O Ratinho estava contente. Gostava que eu falasse de livros e de escritores. O Ouricinho perguntou-me.
- Já não estás
triste?
-Não. Vamos dar
uma volta à varanda. Choveu e deve estar tudo tão bonito.
A varanda
estava linda, brilhava um pouco de sol depois da chuva e as flores pareciam
frescas como se molhadas pelo orvalho da manhã.Tinha-se levantado um pouco de vento.
- Vês os teus hibiscos!? disse o Ouricinho. E ainda há um tomate por aqui perdido e já está a chegar o Inverno.

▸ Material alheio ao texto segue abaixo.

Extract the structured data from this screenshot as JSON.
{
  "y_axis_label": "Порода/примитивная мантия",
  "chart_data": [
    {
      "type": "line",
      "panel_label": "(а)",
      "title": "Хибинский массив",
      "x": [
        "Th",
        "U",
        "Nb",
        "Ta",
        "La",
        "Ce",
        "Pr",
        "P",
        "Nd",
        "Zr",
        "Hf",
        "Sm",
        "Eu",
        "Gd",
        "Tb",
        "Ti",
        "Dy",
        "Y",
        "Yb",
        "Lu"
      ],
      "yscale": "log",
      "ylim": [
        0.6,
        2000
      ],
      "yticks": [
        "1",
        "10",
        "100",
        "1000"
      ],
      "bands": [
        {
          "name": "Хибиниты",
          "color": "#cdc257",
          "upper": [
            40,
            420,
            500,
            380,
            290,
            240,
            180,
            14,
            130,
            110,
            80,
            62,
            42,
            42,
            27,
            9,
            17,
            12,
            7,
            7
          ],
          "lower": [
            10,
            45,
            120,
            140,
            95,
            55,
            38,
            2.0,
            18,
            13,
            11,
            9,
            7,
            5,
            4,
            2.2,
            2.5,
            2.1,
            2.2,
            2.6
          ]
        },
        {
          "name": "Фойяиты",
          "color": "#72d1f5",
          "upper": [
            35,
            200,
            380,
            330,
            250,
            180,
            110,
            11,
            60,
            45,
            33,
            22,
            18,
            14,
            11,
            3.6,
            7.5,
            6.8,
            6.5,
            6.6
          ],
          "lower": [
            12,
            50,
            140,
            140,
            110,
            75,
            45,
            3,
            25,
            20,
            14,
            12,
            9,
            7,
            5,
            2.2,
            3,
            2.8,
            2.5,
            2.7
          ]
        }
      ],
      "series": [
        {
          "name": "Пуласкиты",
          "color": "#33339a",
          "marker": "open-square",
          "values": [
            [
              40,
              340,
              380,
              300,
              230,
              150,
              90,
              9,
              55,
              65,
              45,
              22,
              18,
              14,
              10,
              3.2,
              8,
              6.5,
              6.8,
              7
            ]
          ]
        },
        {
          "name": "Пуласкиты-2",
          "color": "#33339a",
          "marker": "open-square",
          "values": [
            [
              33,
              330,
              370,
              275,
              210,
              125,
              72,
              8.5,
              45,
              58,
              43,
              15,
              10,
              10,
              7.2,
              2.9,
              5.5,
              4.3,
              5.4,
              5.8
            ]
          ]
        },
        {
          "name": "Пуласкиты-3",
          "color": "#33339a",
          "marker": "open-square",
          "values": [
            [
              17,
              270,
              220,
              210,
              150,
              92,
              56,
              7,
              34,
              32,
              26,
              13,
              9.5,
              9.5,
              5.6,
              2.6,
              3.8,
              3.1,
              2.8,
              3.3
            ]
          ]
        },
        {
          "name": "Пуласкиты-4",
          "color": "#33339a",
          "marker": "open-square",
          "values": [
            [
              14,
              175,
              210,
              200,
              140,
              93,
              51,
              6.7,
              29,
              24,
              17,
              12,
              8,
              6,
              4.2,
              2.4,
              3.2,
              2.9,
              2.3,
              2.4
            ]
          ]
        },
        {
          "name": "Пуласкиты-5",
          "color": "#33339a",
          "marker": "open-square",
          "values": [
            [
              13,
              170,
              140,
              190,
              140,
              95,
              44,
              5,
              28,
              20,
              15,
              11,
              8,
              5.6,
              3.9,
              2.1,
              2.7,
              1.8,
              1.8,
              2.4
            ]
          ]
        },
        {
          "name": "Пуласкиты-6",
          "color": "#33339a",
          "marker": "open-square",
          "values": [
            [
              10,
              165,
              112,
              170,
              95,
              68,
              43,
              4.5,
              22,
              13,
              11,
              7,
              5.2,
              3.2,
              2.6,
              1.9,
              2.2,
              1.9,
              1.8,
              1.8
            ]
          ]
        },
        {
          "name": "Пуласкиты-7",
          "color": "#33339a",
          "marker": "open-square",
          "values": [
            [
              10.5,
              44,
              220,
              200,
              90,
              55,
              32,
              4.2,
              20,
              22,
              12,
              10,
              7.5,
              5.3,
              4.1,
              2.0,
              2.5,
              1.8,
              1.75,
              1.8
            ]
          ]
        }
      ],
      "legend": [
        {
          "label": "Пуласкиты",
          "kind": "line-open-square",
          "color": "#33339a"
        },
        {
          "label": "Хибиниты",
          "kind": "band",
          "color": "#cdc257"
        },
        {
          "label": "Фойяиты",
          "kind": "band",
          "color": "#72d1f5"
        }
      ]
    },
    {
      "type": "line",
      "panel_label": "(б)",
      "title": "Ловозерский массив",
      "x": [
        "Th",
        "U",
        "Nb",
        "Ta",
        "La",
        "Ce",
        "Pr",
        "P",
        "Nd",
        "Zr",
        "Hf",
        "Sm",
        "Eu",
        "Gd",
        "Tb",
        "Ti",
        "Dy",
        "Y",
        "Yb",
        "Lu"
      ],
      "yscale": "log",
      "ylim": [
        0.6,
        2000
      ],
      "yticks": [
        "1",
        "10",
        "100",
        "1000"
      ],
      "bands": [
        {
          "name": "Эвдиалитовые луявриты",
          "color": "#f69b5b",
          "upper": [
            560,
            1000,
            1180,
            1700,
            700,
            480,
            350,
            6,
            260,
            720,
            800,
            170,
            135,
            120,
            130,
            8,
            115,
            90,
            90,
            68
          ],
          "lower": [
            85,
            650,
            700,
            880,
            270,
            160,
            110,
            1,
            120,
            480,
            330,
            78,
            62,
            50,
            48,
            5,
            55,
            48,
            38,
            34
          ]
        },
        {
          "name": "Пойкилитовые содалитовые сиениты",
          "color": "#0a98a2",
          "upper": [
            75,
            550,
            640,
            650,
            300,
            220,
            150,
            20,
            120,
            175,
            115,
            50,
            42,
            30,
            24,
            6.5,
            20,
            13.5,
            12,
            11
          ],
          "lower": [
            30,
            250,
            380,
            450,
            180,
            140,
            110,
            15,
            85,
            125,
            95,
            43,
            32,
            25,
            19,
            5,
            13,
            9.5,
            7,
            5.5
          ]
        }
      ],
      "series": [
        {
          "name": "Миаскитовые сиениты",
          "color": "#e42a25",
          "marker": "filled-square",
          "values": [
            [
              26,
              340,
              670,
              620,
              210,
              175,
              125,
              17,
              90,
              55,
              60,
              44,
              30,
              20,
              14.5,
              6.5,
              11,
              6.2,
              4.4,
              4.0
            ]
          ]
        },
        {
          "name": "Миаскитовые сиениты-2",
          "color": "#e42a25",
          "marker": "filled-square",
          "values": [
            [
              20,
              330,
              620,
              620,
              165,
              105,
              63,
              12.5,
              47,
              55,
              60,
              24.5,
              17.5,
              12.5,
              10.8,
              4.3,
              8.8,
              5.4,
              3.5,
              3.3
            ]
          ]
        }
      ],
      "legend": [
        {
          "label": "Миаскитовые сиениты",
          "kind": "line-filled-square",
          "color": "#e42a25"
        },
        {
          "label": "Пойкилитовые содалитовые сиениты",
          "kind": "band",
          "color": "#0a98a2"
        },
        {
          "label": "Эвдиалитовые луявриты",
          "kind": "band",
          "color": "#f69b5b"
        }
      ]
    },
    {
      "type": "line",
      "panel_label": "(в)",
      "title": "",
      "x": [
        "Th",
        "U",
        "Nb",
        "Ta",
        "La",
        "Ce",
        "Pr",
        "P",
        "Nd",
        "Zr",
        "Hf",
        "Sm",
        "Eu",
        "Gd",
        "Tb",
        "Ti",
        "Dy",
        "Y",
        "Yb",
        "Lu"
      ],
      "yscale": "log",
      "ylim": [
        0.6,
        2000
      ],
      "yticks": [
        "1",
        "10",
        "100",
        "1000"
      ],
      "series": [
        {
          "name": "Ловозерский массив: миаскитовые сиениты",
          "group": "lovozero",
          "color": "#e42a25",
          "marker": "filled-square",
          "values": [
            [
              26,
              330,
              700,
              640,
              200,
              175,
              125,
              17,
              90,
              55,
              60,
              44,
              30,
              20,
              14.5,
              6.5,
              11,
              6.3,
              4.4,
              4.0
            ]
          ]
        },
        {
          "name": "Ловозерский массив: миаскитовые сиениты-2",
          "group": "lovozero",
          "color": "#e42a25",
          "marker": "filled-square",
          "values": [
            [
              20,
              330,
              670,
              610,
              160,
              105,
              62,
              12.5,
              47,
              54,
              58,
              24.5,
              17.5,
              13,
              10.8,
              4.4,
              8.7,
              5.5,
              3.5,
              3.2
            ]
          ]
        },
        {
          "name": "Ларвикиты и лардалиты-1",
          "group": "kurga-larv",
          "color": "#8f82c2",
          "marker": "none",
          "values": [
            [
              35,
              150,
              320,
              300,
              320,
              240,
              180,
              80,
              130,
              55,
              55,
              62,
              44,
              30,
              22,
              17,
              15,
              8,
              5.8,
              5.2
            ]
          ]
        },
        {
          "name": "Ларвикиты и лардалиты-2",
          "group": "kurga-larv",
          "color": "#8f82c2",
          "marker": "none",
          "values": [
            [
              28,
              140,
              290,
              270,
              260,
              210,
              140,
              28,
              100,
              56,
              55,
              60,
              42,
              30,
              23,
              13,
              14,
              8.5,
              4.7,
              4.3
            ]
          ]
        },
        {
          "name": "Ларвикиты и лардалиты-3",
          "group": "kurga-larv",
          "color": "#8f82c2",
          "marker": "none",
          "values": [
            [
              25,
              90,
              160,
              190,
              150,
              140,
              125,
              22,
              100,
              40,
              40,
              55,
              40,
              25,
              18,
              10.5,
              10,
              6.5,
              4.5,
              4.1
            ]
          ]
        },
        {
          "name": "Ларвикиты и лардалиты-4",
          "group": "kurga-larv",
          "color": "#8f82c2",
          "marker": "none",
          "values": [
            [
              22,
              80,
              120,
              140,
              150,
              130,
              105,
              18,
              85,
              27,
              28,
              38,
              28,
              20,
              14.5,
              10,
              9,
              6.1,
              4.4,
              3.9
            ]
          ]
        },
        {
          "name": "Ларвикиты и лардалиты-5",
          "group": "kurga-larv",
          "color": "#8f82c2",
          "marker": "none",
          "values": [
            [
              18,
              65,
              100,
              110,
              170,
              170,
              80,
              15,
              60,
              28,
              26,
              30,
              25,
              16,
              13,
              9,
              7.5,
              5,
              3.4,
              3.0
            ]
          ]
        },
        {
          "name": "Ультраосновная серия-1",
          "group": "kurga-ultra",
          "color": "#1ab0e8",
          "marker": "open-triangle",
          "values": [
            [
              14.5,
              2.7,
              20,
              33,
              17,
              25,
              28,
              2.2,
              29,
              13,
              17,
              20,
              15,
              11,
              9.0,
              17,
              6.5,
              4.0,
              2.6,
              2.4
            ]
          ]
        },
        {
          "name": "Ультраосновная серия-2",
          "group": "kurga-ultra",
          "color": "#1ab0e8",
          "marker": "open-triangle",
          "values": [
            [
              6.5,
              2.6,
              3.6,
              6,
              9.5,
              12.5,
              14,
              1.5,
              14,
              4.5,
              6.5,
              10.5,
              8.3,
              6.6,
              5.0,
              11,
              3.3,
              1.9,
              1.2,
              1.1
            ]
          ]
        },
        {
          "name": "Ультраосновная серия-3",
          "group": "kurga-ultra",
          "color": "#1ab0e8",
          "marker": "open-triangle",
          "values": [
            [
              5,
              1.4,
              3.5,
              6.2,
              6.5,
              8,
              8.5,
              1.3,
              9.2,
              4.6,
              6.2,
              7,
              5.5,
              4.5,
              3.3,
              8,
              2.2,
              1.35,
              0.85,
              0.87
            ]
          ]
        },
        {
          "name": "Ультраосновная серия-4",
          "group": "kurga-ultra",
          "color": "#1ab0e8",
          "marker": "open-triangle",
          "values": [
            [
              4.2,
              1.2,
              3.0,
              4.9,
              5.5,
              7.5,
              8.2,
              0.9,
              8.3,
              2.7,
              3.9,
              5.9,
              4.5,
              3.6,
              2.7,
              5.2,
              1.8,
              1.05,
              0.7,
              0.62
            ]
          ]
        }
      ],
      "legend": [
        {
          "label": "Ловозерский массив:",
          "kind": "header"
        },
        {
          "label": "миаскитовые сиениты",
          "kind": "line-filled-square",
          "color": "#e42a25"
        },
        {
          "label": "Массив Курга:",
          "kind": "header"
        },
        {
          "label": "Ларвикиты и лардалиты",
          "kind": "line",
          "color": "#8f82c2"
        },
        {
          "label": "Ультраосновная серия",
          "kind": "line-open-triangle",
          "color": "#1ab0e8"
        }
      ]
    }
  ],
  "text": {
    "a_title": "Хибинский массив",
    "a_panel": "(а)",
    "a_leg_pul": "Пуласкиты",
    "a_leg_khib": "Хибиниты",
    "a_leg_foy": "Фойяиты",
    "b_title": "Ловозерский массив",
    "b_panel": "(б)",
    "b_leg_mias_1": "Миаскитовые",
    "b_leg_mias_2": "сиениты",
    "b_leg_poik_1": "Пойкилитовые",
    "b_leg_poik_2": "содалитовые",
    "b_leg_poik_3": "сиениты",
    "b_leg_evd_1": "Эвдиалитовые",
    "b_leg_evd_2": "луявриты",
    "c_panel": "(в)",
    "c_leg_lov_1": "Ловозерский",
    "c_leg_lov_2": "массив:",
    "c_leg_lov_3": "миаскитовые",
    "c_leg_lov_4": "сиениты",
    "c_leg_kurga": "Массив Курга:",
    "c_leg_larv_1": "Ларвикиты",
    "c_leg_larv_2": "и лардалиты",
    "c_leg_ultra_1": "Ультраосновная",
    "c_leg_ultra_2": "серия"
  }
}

O céu estava de um azul impressionante e as nuvens pareciam bolinhas a flutuar em cor-de-rosa vivo com riscos
horizontais escuros, onde brilhava uma lua prateada, um fiozinho de prata quase invisível, em quarto crescente.
- Lindo que está o meu hibisco amarelo!
Lá estava uma flor amarela aberta a
começar a encolher as pétalas para a noite.
- O céu desta cor anuncia vento – disse
eu. Amanhã vamos ter muito vento.
O Ratinho só disse:
- Tu gostas do vento
e nós também gostamos quando ele faz bater a chuva nos vidros.
- Gosto muito de ver a chuva na janela! E quando põe
as árvores a agitarem-se no jardim do liceu. E fazem aquele barulhinho shshsh... - Ouricinho, sim, amanhã vamos ver o que se passa com as árvores
que se vêem do meu quarto com este vento. Tem uns ramos perigosos que ameaçam cair.
E viemos para dentro
– e eu a pensar como era fácil pô-los contentes. Bastava um bocadinho de atenção,
de ternura. Como todas as pessoas, afinal. Não conseguira dizer-lhes a verdade do meu aparente afastamento: a preocupação com a saúde do Manuel e como ele viera cansado de Trieste. Mas disso falaremos outra vez.
(1) "A morte em Veneza", de Luchino Visconti, um dos filmes que o Manuel mais amava.